- Education: University of North Carolina at Chapel Hill
- Scientific career
- Fields: Sociology, criminology
- Workplaces: University at Albany, SUNY
- Thesis: Warfare and Societal Complexity: A Cross-cultural Study of Organized Fighting in Preindustrial Societies (1971)

= Colin Loftin =

American sociologist and criminologist

Colin Loftin is an American criminologist and Distinguished Professor at the University at Albany School of Criminal Justice. At the University at Albany, he is also the co-director of the Violence Research Group, along with David McDowall.

==Education and career==
Loftin received his Ph.D. from the University of North Carolina at Chapel Hill in 1971. He was an assistant professor of sociology at Brown University from 1969 to 1976, after which he joined the faculty of the University of Michigan. In 1983, he became an associate professor at the University of Maryland at College Park, where he was promoted to full professor in 1985. In 1996, he joined the faculty of the University at Albany, where he was named a Distinguished Professor in 2014.

==Research==
Loftin's research focuses on the application of statistics to the study of violence.
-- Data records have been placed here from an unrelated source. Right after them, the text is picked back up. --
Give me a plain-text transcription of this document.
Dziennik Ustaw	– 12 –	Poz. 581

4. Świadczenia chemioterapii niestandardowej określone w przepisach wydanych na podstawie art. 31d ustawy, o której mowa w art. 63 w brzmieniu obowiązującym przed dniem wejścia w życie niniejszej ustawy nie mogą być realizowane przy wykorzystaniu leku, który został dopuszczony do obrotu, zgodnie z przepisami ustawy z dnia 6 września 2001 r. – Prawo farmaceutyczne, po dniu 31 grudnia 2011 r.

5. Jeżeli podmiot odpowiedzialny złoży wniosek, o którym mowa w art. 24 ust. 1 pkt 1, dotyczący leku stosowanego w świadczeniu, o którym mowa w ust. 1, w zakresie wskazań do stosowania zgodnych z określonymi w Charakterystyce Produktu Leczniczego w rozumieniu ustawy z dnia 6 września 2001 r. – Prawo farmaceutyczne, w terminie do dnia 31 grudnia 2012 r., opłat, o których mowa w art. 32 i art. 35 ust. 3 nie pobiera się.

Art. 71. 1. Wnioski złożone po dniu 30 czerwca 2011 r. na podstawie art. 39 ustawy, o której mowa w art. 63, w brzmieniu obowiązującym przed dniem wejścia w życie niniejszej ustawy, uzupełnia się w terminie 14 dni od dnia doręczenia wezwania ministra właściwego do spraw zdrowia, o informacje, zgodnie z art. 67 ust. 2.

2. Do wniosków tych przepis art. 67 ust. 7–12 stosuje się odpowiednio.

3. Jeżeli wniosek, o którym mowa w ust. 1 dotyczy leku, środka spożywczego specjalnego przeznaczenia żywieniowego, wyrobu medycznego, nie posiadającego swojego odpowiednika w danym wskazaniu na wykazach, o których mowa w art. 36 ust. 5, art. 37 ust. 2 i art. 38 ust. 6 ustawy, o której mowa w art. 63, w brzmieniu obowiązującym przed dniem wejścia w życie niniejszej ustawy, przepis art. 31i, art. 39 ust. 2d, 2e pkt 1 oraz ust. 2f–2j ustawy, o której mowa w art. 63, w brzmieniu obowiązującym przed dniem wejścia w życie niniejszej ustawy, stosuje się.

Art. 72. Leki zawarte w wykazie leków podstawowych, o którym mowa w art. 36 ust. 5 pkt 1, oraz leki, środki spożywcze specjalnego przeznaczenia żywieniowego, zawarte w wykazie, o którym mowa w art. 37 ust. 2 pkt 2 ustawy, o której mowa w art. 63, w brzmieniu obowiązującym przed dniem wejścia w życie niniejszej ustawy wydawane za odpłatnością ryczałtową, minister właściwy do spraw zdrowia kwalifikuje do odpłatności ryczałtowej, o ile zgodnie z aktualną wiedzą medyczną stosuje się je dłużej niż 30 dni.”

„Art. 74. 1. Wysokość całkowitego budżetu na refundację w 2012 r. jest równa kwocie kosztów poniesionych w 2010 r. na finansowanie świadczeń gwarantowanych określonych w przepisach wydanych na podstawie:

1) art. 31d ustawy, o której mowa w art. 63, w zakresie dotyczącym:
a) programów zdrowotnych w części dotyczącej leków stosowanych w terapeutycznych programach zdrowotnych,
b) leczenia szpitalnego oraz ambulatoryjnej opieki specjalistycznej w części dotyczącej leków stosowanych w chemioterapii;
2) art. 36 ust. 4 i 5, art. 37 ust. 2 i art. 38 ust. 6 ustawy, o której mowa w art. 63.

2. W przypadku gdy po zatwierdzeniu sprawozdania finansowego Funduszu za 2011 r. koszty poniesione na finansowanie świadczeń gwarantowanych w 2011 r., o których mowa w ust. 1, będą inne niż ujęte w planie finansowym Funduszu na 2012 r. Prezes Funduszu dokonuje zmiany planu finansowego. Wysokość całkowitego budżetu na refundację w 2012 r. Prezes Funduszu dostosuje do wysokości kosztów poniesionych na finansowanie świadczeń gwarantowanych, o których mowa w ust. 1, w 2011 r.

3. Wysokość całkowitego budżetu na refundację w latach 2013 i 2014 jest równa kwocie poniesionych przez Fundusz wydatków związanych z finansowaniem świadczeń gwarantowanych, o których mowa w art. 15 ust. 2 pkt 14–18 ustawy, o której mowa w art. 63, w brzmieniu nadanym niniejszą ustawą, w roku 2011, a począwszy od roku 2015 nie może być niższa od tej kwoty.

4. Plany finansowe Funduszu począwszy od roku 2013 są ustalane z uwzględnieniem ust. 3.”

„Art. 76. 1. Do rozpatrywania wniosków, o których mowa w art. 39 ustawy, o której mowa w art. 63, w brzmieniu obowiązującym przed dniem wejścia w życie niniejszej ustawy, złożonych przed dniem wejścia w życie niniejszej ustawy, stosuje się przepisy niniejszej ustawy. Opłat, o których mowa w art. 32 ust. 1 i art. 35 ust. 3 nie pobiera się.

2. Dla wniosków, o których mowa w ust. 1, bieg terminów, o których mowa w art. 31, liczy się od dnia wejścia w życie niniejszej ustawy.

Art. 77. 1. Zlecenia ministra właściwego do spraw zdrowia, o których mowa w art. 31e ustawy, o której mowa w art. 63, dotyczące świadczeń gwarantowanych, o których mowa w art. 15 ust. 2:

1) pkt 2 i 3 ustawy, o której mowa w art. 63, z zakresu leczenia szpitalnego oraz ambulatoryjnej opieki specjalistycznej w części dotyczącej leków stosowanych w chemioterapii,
This includes a 1991 study he authored with McDowall which found that rates of gun homicide and gun suicide in Washington, D.C. declined shortly after their handgun ban took effect. He has also studied public support for mandatory sentencing laws, finding that 90% of citizens surveyed in Detroit, Michigan supported such laws, and that 65% said they would support them even if they did not deter crime.